Sanchez demande à Merz de soutenir le catalan dans l'UE et il propose la traduction par l'intelligence artificielle

Madrid 18 sept. (Europa Press) –

Le président du gouvernement, Pedro Sánchez, a demandé le soutien du ministre allemand des Affaires étrangères Friedrich Merz auprès du responsable du catalan dans l'Union européenne et a été complet bien qu'il dise qu’ils devront voir « comment il est résolu.

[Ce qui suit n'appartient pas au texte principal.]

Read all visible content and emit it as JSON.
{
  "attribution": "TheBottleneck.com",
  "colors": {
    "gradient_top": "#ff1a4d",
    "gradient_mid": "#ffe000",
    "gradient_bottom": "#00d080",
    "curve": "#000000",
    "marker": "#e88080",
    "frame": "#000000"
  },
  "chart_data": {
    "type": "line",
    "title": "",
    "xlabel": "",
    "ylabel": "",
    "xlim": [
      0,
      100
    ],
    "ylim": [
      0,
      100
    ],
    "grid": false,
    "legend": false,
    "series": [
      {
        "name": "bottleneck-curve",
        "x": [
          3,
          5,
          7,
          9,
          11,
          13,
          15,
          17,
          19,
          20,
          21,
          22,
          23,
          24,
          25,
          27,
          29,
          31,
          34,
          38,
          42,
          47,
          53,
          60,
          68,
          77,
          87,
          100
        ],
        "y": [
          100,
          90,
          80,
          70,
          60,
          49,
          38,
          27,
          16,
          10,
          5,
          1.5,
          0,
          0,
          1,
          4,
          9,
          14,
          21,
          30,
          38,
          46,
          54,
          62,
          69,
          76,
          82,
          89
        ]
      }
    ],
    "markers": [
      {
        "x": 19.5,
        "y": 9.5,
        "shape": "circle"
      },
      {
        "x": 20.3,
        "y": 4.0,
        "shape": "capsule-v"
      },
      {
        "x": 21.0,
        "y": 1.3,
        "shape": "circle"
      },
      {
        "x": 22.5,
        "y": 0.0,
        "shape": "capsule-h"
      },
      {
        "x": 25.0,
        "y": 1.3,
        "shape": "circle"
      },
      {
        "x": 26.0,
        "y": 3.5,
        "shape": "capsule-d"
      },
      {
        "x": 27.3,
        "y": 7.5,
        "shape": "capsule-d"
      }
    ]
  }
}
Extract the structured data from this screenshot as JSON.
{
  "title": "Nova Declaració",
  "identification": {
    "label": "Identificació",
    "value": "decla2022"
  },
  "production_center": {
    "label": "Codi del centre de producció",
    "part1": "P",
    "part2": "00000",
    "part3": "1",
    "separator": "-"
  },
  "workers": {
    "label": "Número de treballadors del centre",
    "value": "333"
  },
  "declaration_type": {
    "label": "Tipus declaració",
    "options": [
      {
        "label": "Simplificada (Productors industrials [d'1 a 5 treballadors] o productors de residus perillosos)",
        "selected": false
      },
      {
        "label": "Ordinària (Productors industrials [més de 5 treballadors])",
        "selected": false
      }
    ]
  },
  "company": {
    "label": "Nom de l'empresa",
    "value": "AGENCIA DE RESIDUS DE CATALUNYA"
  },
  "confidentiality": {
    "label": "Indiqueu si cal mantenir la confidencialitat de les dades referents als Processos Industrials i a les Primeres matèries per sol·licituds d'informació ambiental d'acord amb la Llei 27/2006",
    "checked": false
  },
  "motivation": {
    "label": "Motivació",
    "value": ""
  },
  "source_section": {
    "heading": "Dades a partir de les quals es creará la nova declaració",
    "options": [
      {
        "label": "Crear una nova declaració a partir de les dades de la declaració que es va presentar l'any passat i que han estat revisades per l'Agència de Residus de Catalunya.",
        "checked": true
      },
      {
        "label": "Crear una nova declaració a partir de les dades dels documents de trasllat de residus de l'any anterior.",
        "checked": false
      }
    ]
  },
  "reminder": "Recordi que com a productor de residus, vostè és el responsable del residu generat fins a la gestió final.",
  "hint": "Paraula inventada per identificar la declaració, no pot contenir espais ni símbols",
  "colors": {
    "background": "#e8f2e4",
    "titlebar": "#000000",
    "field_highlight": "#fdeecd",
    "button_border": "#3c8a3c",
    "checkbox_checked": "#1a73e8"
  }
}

De plus, il a souligné une éventuelle solution basée sur la traduction par l'intelligence artificielle, bien qu'il soit conscient que le développement de cette technologie prendra toujours du temps.

Lors d'une conférence de presse conjointe à Moncloa ce jeudi soir, après la première visite du chef allemand en Espagne – ils ont confirmé qu'ils avaient abordé cette question, l'une des demandes de Junts pour soutenir le gouvernement de Sánchez.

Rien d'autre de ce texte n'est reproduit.